Crow Butte is a uranium mining operation located 4 mi southeast of the city of Crawford in Dawes County, Nebraska, United States. Cameco Corporation owns and operates Crow Butte through its wholly owned subsidiary, Crow Butte Resources, Inc.

==History==
Crow Butte was the first uranium mine developed in Nebraska. It was discovered in 1980 and begin production in April 1991. It is a roll-front uranium deposit, mined using in-situ recovery (ISR). Due to weakening of the uranium market, production ceased in 2018. The project is under care and maintenance pending an improvement in uranium prices.

==Description==
At Crow Butte, uranium ore is mined in place underground in well fields. Uranium is extracted from basal Chadron Formation sandstone aquifers 400–800 ft below the surface by the in-situ recovery process. A solution of water, oxygen and sodium bicarbonate (baking soda) is injected into the orebody, which liberates the uranium from its sandstone host and allows recovery by production wells. The solution is pumped to the surface and uranium is removed at the processing plant. The mine's processing plants and well fields have a licensed capacity of 2 million pounds per year.

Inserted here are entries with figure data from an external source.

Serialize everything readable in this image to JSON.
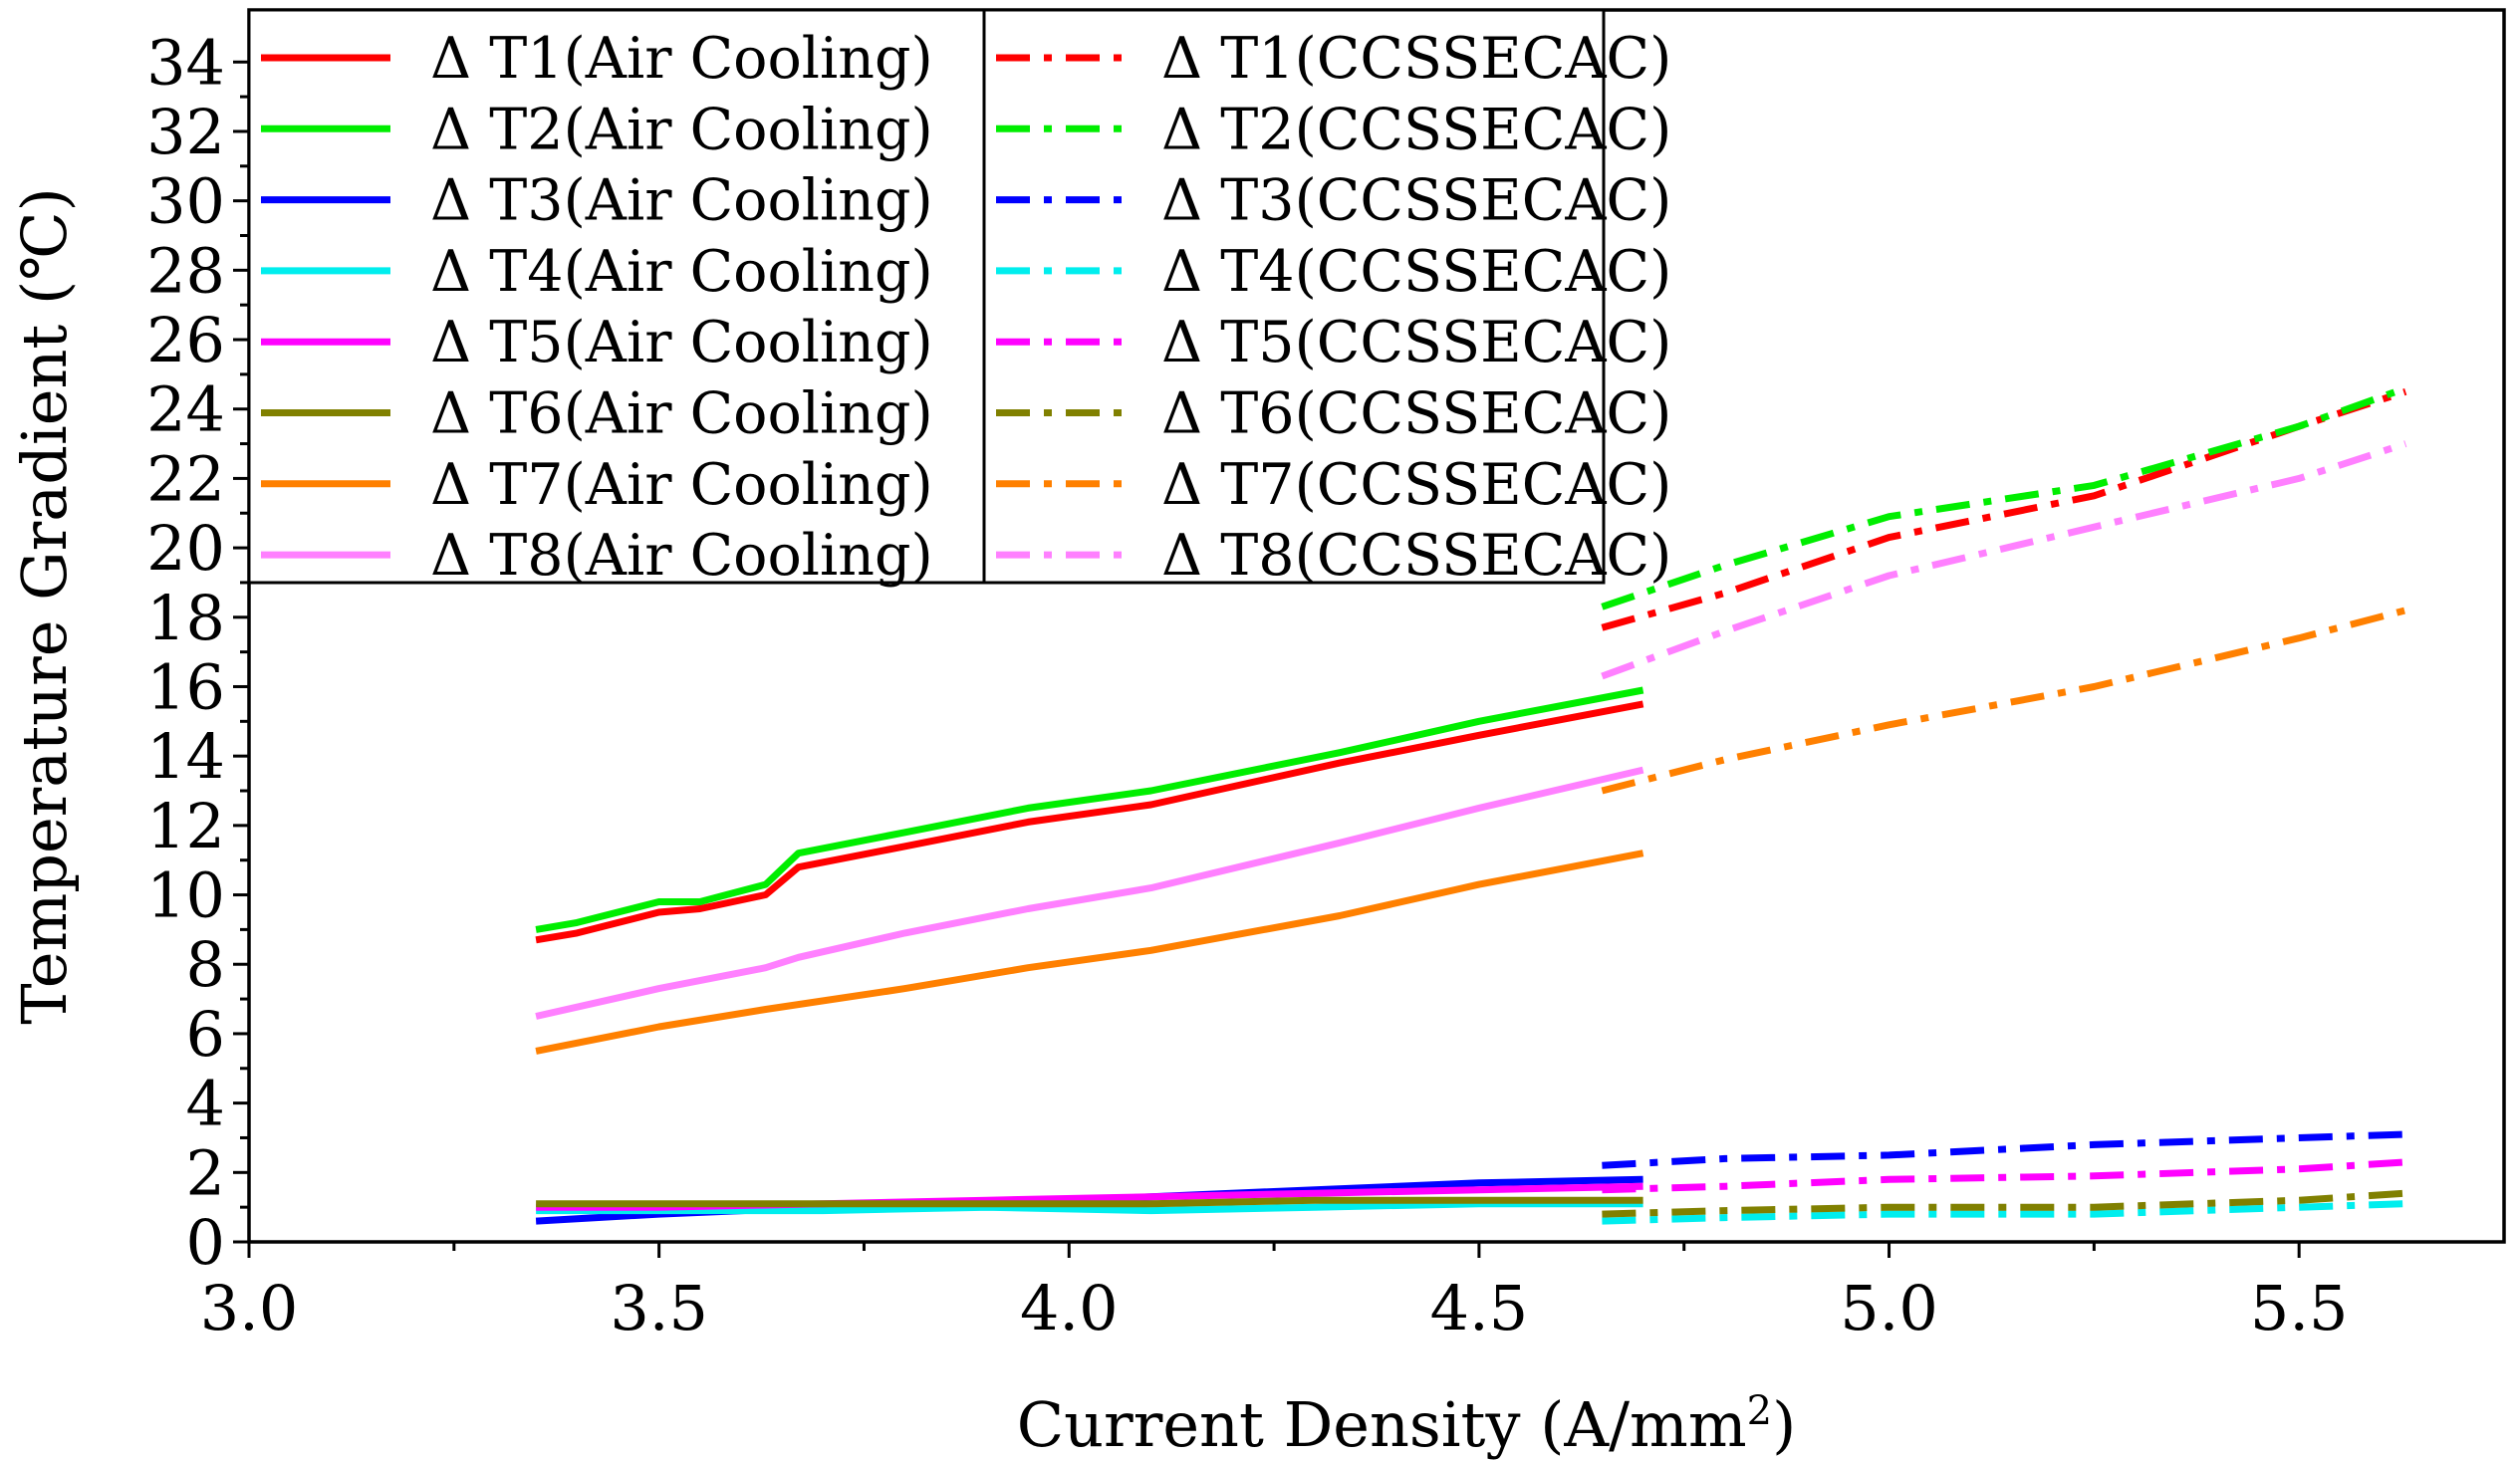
{
  "chart_data": {
    "type": "line",
    "title": "",
    "xlabel": "Current Density (A/mm",
    "xlabel_sup": "2",
    "xlabel_close": ")",
    "ylabel": "Temperature Gradient (℃)",
    "xlim": [
      3.0,
      5.75
    ],
    "ylim": [
      0,
      35.5
    ],
    "xticks": [
      3.0,
      3.5,
      4.0,
      4.5,
      5.0,
      5.5
    ],
    "xtick_labels": [
      "3.0",
      "3.5",
      "4.0",
      "4.5",
      "5.0",
      "5.5"
    ],
    "yticks": [
      0,
      2,
      4,
      6,
      8,
      10,
      12,
      14,
      16,
      18,
      20,
      22,
      24,
      26,
      28,
      30,
      32,
      34
    ],
    "ytick_labels": [
      "0",
      "2",
      "4",
      "6",
      "8",
      "10",
      "12",
      "14",
      "16",
      "18",
      "20",
      "22",
      "24",
      "26",
      "28",
      "30",
      "32",
      "34"
    ],
    "grid": false,
    "legend_position": "top-left",
    "series": [
      {
        "name": "Δ T1(Air Cooling)",
        "color": "#ff0000",
        "style": "solid",
        "x": [
          3.35,
          3.4,
          3.5,
          3.55,
          3.63,
          3.67,
          3.8,
          3.95,
          4.1,
          4.33,
          4.5,
          4.7
        ],
        "y": [
          8.7,
          8.9,
          9.5,
          9.6,
          10.0,
          10.8,
          11.4,
          12.1,
          12.6,
          13.8,
          14.6,
          15.5
        ]
      },
      {
        "name": "Δ T2(Air Cooling)",
        "color": "#00ee00",
        "style": "solid",
        "x": [
          3.35,
          3.4,
          3.5,
          3.55,
          3.63,
          3.67,
          3.8,
          3.95,
          4.1,
          4.33,
          4.5,
          4.7
        ],
        "y": [
          9.0,
          9.2,
          9.8,
          9.8,
          10.3,
          11.2,
          11.8,
          12.5,
          13.0,
          14.1,
          15.0,
          15.9
        ]
      },
      {
        "name": "Δ T3(Air Cooling)",
        "color": "#0000ff",
        "style": "solid",
        "x": [
          3.35,
          3.5,
          3.7,
          3.9,
          4.1,
          4.3,
          4.5,
          4.7
        ],
        "y": [
          0.6,
          0.8,
          1.0,
          1.1,
          1.3,
          1.5,
          1.7,
          1.8
        ]
      },
      {
        "name": "Δ T4(Air Cooling)",
        "color": "#00eeee",
        "style": "solid",
        "x": [
          3.35,
          3.5,
          3.7,
          3.9,
          4.1,
          4.3,
          4.5,
          4.7
        ],
        "y": [
          0.9,
          0.9,
          0.9,
          1.0,
          0.9,
          1.0,
          1.1,
          1.1
        ]
      },
      {
        "name": "Δ T5(Air Cooling)",
        "color": "#ff00ff",
        "style": "solid",
        "x": [
          3.35,
          3.5,
          3.7,
          3.9,
          4.1,
          4.3,
          4.5,
          4.7
        ],
        "y": [
          1.0,
          1.0,
          1.1,
          1.2,
          1.3,
          1.4,
          1.5,
          1.6
        ]
      },
      {
        "name": "Δ T6(Air Cooling)",
        "color": "#808000",
        "style": "solid",
        "x": [
          3.35,
          3.5,
          3.7,
          3.9,
          4.1,
          4.3,
          4.5,
          4.7
        ],
        "y": [
          1.1,
          1.1,
          1.1,
          1.1,
          1.1,
          1.2,
          1.2,
          1.2
        ]
      },
      {
        "name": "Δ T7(Air Cooling)",
        "color": "#ff8000",
        "style": "solid",
        "x": [
          3.35,
          3.5,
          3.63,
          3.8,
          3.95,
          4.1,
          4.33,
          4.5,
          4.7
        ],
        "y": [
          5.5,
          6.2,
          6.7,
          7.3,
          7.9,
          8.4,
          9.4,
          10.3,
          11.2
        ]
      },
      {
        "name": "Δ T8(Air Cooling)",
        "color": "#ff80ff",
        "style": "solid",
        "x": [
          3.35,
          3.5,
          3.63,
          3.67,
          3.8,
          3.95,
          4.1,
          4.33,
          4.5,
          4.7
        ],
        "y": [
          6.5,
          7.3,
          7.9,
          8.2,
          8.9,
          9.6,
          10.2,
          11.5,
          12.5,
          13.6
        ]
      },
      {
        "name": "Δ T1(CCSSECAC)",
        "color": "#ff0000",
        "style": "dashdot",
        "x": [
          4.65,
          4.8,
          5.0,
          5.25,
          5.5,
          5.63
        ],
        "y": [
          17.7,
          18.7,
          20.3,
          21.5,
          23.5,
          24.5
        ]
      },
      {
        "name": "Δ T2(CCSSECAC)",
        "color": "#00ee00",
        "style": "dashdot",
        "x": [
          4.65,
          4.8,
          5.0,
          5.25,
          5.5,
          5.63
        ],
        "y": [
          18.3,
          19.5,
          20.9,
          21.8,
          23.5,
          24.6
        ]
      },
      {
        "name": "Δ T3(CCSSECAC)",
        "color": "#0000ff",
        "style": "dashdot",
        "x": [
          4.65,
          4.8,
          5.0,
          5.25,
          5.5,
          5.63
        ],
        "y": [
          2.2,
          2.4,
          2.5,
          2.8,
          3.0,
          3.1
        ]
      },
      {
        "name": "Δ T4(CCSSECAC)",
        "color": "#00eeee",
        "style": "dashdot",
        "x": [
          4.65,
          4.8,
          5.0,
          5.25,
          5.5,
          5.63
        ],
        "y": [
          0.6,
          0.7,
          0.8,
          0.8,
          1.0,
          1.1
        ]
      },
      {
        "name": "Δ T5(CCSSECAC)",
        "color": "#ff00ff",
        "style": "dashdot",
        "x": [
          4.65,
          4.8,
          5.0,
          5.25,
          5.5,
          5.63
        ],
        "y": [
          1.5,
          1.6,
          1.8,
          1.9,
          2.1,
          2.3
        ]
      },
      {
        "name": "Δ T6(CCSSECAC)",
        "color": "#808000",
        "style": "dashdot",
        "x": [
          4.65,
          4.8,
          5.0,
          5.25,
          5.5,
          5.63
        ],
        "y": [
          0.8,
          0.9,
          1.0,
          1.0,
          1.2,
          1.4
        ]
      },
      {
        "name": "Δ T7(CCSSECAC)",
        "color": "#ff8000",
        "style": "dashdot",
        "x": [
          4.65,
          4.8,
          5.0,
          5.25,
          5.5,
          5.63
        ],
        "y": [
          13.0,
          13.9,
          14.9,
          16.0,
          17.4,
          18.2
        ]
      },
      {
        "name": "Δ T8(CCSSECAC)",
        "color": "#ff80ff",
        "style": "dashdot",
        "x": [
          4.65,
          4.8,
          5.0,
          5.25,
          5.5,
          5.63
        ],
        "y": [
          16.3,
          17.6,
          19.2,
          20.6,
          22.0,
          23.0
        ]
      }
    ]
  }
}
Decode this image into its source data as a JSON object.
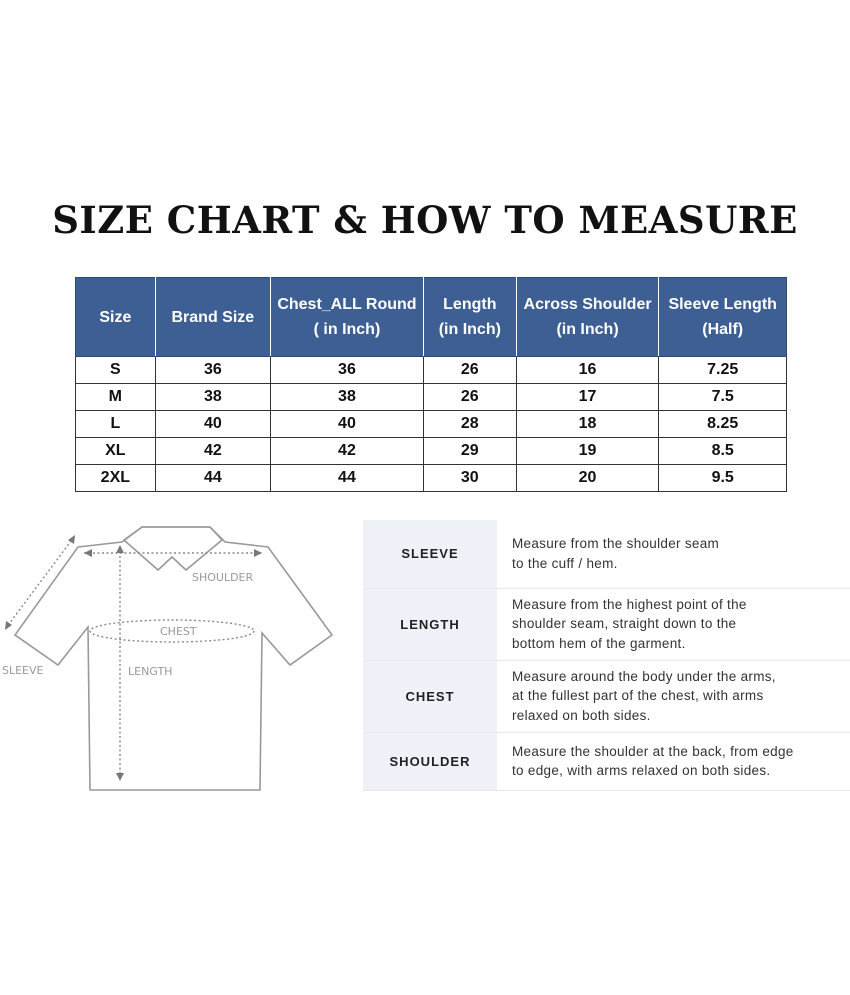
{
  "title": "SIZE CHART & HOW TO MEASURE",
  "size_table": {
    "headers": [
      [
        "Size",
        ""
      ],
      [
        "Brand Size",
        ""
      ],
      [
        "Chest_ALL Round",
        "( in Inch)"
      ],
      [
        "Length",
        "(in Inch)"
      ],
      [
        "Across Shoulder",
        "(in Inch)"
      ],
      [
        "Sleeve Length",
        "(Half)"
      ]
    ],
    "rows": [
      [
        "S",
        "36",
        "36",
        "26",
        "16",
        "7.25"
      ],
      [
        "M",
        "38",
        "38",
        "26",
        "17",
        "7.5"
      ],
      [
        "L",
        "40",
        "40",
        "28",
        "18",
        "8.25"
      ],
      [
        "XL",
        "42",
        "42",
        "29",
        "19",
        "8.5"
      ],
      [
        "2XL",
        "44",
        "44",
        "30",
        "20",
        "9.5"
      ]
    ],
    "header_color": "#3d5f93"
  },
  "diagram": {
    "labels": {
      "shoulder": "SHOULDER",
      "chest": "CHEST",
      "sleeve": "SLEEVE",
      "length": "LENGTH"
    }
  },
  "how_to_measure": [
    {
      "label": "SLEEVE",
      "lines": [
        "Measure from the shoulder seam",
        "to the cuff / hem."
      ]
    },
    {
      "label": "LENGTH",
      "lines": [
        "Measure from the highest point of the",
        "shoulder seam, straight down to the",
        "bottom hem of the garment."
      ]
    },
    {
      "label": "CHEST",
      "lines": [
        "Measure around the body under the arms,",
        "at the fullest part of the chest, with arms",
        "relaxed on both sides."
      ]
    },
    {
      "label": "SHOULDER",
      "lines": [
        "Measure the shoulder at the back, from edge",
        "to edge, with arms relaxed on both sides."
      ]
    }
  ]
}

During 2015 Crow Butte produced 0.4 million pounds U_{3}O_{8}, 33% less than 2014, due to a declining head grade. Between 2002 and 2015, the Crow Butte operation produced 10.1 million pounds of U_{3}O_{8}.

==Resources==
As of 31 December 2019 the measured and indicated resources at Crow Butte were 13.9 million pounds of U_{3}O_{8} at a grade of 0.25%. The developed uranium deposit at Crow Butte has been progressively depleted by production.

===License expansion===
To allow the mine plant to continue operating, three new expansion sites are under application for license review by the US Nuclear Regulatory Commission, all within several miles of the plant. Material from the three sites would be transported to the central plant at Crow Butte for final processing. In 2015, the Oglala Sioux Tribe lodged six objections with the Atomic Safety and Licensing Board against the expansion of the mine's operating license to include the Marsland Expansion Area (south of the current site), claiming Crow Butte was a sacred site and within their treaty territory. Construction at Marsland create surface disturbance of 600 acres, with future construction disturbing another 1,160 acres.

==Ownership==
The Crow Butte facility was originally developed by Wyoming Fuel Corporation in 1986 and subsequently acquired and operated by Ferret Exploration Company of Nebraska. In 1994, Ferret Exploration Company changed its name to Crow Butte Resources, Inc. In 1998 Crow Butte Resources was acquired by Cameco Resources Inc., the U.S. subsidiary of the Canadian company, Cameco Corporation. Cameco is the largest producer of uranium in the US, and accounts for 18% of global uranium production from its mines in Canada, the US and Kazakhstan.